La jeune fille fait preuve de beaucoup de lucidité et de maturité pour son âge. Elle connaît le prix des denrées ainsi que le montant des crédits qu'il reste à rembourser. La lycéenne se pose beaucoup de questions sur son propre avenir et craint de reproduire le schéma familial. Cependant, Jeanne reste une jeune fille de son âge et des passages nous le prouvent, notamment ceux concernant sa vie au lycée (les garçons, la sexualité). Nous frôlons parfois le hors sujet, mais ces épisodes s'inscrivent dans une démarche plus large : nous décrire la vie bien réelle d'une adolescente de son temps.

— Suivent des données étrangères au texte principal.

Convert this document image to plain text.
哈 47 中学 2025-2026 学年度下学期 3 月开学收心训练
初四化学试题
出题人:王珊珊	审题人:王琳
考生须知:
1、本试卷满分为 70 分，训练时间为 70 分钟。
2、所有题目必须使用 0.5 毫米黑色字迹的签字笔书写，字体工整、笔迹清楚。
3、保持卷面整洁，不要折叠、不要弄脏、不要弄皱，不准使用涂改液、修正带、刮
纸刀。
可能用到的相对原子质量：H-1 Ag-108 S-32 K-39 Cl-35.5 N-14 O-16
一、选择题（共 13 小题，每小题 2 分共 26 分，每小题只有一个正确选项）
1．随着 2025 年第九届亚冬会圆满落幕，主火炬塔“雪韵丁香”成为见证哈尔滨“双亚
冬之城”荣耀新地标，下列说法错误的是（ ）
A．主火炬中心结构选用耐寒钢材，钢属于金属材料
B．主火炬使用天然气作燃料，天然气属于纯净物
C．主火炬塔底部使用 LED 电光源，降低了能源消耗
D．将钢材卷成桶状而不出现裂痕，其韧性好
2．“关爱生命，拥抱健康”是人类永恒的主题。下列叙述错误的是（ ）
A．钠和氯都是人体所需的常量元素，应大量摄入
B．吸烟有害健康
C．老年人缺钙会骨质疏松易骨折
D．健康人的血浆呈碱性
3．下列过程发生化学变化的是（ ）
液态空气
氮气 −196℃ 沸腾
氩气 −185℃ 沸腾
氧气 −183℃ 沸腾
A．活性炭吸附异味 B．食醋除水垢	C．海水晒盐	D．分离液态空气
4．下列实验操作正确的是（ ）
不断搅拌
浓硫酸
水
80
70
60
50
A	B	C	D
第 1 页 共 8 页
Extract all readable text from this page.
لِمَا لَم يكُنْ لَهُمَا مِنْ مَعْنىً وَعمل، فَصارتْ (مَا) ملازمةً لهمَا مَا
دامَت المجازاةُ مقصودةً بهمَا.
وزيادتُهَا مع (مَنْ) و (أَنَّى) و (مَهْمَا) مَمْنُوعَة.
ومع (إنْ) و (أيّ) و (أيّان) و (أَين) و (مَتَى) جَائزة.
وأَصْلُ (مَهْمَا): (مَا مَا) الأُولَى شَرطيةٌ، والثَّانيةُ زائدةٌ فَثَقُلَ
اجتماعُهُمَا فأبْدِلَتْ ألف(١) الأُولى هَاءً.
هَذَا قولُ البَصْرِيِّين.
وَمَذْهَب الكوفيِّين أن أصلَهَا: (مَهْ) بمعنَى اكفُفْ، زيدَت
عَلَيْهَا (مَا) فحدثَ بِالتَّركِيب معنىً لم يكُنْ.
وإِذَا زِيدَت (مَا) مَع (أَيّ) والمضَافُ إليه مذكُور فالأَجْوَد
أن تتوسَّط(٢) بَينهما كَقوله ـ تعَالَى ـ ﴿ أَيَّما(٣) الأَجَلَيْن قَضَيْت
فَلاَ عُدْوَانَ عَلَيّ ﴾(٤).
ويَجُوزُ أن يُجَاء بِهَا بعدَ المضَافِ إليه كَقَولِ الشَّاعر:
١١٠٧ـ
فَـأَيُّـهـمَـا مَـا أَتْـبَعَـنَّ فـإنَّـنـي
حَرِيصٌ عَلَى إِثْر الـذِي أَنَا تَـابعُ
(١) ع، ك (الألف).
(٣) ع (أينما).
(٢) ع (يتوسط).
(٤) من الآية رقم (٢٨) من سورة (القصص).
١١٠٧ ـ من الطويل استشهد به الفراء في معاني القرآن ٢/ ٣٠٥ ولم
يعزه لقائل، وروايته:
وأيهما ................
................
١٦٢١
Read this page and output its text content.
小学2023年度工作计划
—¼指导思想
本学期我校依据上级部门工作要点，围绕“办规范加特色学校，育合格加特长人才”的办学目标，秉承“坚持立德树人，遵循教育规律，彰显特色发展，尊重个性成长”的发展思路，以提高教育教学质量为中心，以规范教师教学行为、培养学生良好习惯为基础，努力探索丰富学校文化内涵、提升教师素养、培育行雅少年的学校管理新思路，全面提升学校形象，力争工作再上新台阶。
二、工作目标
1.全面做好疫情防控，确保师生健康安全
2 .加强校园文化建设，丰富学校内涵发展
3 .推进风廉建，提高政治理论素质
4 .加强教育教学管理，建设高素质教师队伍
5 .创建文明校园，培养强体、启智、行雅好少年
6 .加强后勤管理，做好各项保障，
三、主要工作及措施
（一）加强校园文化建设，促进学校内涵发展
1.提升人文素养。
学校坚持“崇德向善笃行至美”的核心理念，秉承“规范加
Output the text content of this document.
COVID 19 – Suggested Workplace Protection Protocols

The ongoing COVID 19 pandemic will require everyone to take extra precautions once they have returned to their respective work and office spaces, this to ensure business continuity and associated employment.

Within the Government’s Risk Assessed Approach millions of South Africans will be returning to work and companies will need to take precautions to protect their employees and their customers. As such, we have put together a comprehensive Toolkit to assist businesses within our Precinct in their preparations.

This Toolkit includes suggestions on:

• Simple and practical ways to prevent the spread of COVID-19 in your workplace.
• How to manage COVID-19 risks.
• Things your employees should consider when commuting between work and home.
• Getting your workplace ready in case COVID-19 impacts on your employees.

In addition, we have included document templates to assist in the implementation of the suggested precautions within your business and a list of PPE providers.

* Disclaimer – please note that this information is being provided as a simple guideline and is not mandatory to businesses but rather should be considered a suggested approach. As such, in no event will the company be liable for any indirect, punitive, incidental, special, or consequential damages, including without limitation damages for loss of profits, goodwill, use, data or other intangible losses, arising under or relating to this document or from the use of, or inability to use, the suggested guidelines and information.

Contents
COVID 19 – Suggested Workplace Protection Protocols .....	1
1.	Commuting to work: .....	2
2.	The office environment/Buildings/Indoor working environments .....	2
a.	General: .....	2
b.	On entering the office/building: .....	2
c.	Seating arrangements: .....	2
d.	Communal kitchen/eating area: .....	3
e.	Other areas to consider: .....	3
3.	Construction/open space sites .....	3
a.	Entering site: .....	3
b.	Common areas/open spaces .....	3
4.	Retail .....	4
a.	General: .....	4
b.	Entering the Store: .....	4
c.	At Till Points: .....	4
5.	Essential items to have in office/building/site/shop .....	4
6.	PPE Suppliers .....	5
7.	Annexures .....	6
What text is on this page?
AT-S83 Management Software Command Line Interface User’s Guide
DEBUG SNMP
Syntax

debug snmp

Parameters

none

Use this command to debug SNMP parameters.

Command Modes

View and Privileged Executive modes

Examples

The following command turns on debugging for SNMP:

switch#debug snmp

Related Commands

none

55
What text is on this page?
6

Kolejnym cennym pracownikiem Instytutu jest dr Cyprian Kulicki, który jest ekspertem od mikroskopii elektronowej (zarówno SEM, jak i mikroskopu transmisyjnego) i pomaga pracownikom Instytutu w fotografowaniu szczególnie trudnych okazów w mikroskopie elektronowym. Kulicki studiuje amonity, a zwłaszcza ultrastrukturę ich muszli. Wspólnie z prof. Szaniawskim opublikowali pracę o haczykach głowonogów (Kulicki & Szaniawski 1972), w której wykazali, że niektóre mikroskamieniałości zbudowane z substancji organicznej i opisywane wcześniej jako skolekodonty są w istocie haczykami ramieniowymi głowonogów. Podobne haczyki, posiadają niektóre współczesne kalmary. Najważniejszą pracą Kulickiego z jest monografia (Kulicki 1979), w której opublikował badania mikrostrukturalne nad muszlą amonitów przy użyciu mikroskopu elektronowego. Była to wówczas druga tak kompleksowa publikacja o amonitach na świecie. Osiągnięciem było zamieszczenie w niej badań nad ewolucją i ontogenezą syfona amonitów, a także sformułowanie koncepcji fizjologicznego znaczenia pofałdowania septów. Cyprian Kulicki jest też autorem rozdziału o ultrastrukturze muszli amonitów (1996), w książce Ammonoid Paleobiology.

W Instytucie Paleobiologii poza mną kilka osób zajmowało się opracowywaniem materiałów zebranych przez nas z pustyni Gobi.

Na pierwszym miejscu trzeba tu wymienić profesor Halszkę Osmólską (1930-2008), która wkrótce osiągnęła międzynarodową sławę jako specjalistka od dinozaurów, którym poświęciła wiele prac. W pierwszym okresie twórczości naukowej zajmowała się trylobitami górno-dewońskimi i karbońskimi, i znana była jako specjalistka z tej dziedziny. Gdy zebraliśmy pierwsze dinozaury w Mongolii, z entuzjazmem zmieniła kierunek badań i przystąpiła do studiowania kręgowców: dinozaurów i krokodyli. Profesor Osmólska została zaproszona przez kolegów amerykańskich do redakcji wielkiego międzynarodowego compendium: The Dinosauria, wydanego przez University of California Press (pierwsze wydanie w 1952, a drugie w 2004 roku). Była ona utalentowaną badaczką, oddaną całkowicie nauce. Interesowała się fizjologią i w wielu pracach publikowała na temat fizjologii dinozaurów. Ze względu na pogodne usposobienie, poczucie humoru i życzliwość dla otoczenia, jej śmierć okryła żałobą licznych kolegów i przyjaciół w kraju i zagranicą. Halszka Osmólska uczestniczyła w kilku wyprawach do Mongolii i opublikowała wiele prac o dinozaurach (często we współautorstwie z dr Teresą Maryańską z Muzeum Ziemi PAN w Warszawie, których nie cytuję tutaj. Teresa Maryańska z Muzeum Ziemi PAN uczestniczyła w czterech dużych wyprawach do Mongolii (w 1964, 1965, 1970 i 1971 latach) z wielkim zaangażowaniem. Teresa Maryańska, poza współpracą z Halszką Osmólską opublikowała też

En résumé, il s'agit d'un livre fort car nous avons le point de vue non censuré d'une jeune fille victime de la pauvreté. Les simples anecdotes (un Noël après l'heure, très peu de sorties culturelles, pas de vacances à la mer ou au ski) côtoient des bribes d'existence plus marquantes (les humiliations à l'école, la faim, la menace de la DDASS, les mises à l'écart, etc.).
Néanmoins, malgré les nombreuses difficultés de la vie, la famille a su rester soudée et le message délivré s'en trouve renforcé.